Alarm bells began to sound pretty quickly when it seemed nigh on impossible to make any sense of the programme - what was on, when, what was free, what wasn't. A million emails went back and forth between us all, trying to figure it out.  Then the ticket prices started to drop - hugely.  This is never a good sign and I felt for those people that had paid the full price of what, I think was up to £100.  As we still couldn't see what we were actually paying for, we (luckily) didn't buy a ticket so avoided that annoyance.

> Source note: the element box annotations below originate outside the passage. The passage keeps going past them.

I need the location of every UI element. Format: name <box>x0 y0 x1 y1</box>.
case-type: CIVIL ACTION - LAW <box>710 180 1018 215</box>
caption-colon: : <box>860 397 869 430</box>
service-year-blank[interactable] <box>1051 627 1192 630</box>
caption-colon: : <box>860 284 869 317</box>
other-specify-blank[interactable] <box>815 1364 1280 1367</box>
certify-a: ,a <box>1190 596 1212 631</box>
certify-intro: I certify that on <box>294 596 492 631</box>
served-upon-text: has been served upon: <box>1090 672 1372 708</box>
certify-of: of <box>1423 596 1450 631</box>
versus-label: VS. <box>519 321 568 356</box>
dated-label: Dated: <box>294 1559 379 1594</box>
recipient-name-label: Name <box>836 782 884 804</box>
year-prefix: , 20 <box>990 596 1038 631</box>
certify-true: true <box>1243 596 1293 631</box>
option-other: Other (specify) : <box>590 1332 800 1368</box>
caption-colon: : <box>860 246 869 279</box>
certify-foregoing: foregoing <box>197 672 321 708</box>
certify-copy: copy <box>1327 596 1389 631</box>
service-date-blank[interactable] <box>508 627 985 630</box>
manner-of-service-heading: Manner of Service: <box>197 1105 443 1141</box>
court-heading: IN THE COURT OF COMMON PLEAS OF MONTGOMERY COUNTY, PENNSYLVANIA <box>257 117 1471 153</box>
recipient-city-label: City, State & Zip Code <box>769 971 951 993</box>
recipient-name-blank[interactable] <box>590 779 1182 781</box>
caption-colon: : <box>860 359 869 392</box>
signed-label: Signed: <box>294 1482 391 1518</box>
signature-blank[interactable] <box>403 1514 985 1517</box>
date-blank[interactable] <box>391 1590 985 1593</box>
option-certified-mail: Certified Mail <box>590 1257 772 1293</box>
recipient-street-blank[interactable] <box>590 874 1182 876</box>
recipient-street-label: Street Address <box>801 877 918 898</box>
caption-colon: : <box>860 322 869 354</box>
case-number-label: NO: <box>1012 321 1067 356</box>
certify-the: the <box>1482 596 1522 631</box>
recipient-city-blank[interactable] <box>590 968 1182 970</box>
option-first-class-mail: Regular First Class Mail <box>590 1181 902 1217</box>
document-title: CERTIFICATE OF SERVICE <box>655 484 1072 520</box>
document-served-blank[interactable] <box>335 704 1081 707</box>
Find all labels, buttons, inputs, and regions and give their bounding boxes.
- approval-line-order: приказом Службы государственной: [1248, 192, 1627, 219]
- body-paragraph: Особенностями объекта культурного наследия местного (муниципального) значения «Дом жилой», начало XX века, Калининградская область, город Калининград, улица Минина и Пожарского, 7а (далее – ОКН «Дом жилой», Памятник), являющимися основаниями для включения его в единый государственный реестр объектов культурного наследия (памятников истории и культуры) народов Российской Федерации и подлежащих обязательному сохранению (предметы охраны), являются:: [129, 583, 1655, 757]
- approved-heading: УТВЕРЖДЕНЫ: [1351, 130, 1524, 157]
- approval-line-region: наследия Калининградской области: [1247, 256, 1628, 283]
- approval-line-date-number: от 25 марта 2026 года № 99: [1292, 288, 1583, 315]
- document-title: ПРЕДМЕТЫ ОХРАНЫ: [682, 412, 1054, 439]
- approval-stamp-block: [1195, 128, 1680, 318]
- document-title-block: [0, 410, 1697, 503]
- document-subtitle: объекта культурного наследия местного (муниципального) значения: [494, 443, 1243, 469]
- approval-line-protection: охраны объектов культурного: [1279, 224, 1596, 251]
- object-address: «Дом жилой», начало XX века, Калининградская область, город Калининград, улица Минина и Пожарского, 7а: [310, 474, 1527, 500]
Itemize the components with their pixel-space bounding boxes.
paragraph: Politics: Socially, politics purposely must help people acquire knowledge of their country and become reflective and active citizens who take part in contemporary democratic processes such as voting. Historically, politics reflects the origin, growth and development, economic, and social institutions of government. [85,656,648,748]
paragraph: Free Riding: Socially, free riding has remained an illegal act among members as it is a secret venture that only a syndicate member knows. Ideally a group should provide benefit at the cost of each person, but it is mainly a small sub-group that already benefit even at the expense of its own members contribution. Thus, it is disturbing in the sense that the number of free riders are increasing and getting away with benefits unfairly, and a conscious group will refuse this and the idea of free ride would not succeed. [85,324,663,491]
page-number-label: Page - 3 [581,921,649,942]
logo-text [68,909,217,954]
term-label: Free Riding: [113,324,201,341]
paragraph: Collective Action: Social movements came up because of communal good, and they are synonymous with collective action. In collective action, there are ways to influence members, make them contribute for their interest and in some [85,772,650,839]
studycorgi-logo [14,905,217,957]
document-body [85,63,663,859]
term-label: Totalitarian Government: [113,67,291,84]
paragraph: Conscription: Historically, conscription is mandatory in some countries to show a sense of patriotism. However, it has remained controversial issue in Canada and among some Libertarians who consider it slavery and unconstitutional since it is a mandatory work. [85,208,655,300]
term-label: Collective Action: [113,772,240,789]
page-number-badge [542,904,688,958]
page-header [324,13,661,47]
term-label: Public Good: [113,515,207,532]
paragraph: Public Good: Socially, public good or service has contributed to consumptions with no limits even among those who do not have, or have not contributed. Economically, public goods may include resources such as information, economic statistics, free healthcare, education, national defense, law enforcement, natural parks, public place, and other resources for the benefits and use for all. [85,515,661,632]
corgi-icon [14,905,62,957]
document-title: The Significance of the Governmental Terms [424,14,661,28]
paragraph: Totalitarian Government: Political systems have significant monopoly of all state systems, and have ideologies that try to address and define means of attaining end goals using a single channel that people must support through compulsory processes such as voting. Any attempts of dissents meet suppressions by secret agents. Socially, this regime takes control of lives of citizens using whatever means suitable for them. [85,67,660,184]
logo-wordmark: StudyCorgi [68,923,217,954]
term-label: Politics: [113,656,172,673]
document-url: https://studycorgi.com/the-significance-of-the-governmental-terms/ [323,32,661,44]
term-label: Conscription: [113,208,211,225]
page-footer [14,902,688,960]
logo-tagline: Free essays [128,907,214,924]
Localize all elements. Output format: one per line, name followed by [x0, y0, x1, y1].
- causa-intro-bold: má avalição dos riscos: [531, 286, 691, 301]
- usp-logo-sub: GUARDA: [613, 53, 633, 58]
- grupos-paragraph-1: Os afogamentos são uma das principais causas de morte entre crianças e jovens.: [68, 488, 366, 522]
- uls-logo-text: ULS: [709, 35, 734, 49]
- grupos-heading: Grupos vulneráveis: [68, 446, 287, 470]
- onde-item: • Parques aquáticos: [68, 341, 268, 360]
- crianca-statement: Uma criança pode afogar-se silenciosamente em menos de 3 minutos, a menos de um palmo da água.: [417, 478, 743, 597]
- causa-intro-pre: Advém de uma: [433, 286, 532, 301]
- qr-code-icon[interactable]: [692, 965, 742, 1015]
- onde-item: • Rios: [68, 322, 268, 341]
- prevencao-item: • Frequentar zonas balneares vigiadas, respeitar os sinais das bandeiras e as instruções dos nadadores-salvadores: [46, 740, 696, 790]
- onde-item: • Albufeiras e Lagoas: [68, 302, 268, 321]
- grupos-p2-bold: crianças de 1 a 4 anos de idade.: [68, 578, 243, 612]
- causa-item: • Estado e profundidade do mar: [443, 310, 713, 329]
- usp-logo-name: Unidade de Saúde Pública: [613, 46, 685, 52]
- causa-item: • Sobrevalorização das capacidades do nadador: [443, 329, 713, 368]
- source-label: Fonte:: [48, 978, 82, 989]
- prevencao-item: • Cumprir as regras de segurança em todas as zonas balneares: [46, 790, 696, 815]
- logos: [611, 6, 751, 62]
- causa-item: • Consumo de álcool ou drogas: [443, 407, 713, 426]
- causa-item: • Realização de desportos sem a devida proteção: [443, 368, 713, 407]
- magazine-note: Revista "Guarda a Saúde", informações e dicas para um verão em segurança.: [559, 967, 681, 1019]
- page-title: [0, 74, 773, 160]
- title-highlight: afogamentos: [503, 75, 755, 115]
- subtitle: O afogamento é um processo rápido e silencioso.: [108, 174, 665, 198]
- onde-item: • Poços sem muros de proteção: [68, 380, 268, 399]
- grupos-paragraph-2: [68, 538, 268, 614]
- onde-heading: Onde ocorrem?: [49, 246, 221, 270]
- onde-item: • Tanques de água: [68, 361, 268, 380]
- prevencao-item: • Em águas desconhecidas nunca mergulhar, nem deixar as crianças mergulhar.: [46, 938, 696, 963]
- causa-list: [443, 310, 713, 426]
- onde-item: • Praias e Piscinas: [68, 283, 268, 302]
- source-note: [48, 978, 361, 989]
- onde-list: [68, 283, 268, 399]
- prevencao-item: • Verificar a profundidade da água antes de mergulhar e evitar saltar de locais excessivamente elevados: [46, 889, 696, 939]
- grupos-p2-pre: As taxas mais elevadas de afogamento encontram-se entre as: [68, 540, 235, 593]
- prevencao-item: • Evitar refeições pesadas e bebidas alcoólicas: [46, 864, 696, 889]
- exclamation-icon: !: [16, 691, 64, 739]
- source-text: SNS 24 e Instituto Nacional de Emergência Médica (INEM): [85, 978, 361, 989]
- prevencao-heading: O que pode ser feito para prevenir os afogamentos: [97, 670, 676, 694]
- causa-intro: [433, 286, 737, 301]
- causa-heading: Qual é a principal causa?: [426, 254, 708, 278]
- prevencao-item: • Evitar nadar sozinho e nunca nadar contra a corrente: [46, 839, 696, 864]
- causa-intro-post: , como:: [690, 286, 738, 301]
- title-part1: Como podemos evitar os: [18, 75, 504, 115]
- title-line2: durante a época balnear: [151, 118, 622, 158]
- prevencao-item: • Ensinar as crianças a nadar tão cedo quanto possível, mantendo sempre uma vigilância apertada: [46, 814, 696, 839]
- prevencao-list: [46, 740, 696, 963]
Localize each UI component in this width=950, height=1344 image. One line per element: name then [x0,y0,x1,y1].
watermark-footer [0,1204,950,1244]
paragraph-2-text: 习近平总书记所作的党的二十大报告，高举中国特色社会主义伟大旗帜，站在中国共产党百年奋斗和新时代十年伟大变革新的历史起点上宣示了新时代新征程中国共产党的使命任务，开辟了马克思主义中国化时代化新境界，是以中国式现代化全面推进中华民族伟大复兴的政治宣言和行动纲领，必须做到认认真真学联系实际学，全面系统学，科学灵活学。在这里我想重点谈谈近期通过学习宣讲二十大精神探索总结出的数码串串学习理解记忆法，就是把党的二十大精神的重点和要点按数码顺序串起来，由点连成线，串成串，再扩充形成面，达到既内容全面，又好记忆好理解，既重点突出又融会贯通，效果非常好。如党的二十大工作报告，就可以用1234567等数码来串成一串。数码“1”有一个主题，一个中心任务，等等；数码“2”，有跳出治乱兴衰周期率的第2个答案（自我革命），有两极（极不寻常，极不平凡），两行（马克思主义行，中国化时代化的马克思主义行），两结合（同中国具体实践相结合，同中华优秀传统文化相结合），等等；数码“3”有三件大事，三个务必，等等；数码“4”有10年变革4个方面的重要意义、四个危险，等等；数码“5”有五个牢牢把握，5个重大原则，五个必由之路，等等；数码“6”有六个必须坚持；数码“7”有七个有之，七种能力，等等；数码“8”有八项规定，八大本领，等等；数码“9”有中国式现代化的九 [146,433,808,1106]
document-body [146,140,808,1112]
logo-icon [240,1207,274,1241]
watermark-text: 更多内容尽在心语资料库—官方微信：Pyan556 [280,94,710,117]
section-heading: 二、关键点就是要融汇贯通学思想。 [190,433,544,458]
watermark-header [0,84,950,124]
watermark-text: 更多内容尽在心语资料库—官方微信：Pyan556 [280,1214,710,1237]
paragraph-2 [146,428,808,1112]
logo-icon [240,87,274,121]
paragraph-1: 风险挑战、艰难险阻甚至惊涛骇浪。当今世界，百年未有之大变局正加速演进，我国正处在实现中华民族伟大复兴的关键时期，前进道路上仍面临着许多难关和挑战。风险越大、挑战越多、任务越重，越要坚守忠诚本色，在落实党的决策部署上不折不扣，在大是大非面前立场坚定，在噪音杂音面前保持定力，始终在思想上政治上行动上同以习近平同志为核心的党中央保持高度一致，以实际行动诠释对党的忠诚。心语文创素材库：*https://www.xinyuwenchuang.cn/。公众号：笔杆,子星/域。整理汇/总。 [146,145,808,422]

So...Friday.  The vintage market was ok I guess....lots of stalls but not a lot of space.  I think I'm probably spoilt by lots of vintage markets where I live so nothing really struck me as spectacular.  The best part, if I'm honest, were the free samples of Crabbies Alcoholic Ginger Beer.  Oh, the furniture was pretty lovely but I couldn't get that home on the Northern Line.  We spent the majority of time in the Queen Elizabeth Hall, where the NUTs had put some free bands on and thank god they had.  DC Fontana, Big Boss Man & the Small Fakers were pretty amazing....The Yardbirds however, weren't.  I'm positive Johnny Depp turned up to watch The Small Fakers....and I don't blame him one little bit.

Saturday.  Don't even get me started on Saturday.  It was hot, it was crowded with people that wouldn't know vintage if it slapped them in the face and I found it all very distressing!!!!!!  The best way I could describe the market was a bad fancy dress party - lots of silly little posh girls buying "vintage darlink" with Daddy's money and middle-aged women in white go go boots who should know better.  I am a middle aged woman I might add so am allowed to say that.  This wouldn't have happened at Goodwood but the fact that any old Tom, Dick or Harry could walk in off the Southbank made for a trying afternoon.  There was absolutely nothing of any interest in the free areas so my visit on Saturday was very short...I can't even say sweet. 

Sunday.  3 days on and still unsure what the hell we could get for free and what we couldn't!  We blagged our way in on the guest list...as did many of our peers it seems.  The whole of the Royal Festival Hall was a sweat-box - no air-con and completely unbearable.  We nabbed our free ice-cream and went out onto the disco terrace overlooking the Thames.  With a very large Pimms in hand and the world seemed a nice place again.  Seeing lots of smiling people dancing to "proper 70s disco" in the sunshine was a nice sight and you know it's a good party when the East End Elvis's turn up (or is that Elvi?).  We watched Graham Gouldman from 10CC do a set of 60s hits in The Leisure Lounge and he sounded lovely.  Highlight was seeing Bill Wyman walk round the stage.  We ventured into the Soul Casino briefly to catch a tiny bit of Norman Jay and some tunes courtesy of Mr Piller.  As much as I would have loved to see Mr Ant do a whole 2 songs (!!!!) in the Revue, a tenner just wasn't worth it.  Sorry Adam.

So, overall, not a great weekend at all Wayne.  It could have been so much better.  Nothing was worth the money that was being charged initially.  The words "tumbleweed" and "clueless" have been used a lot this weekend and they sum it up perfectly.  Thank god for good friends, Crabbies & sunshine.  #justsaying.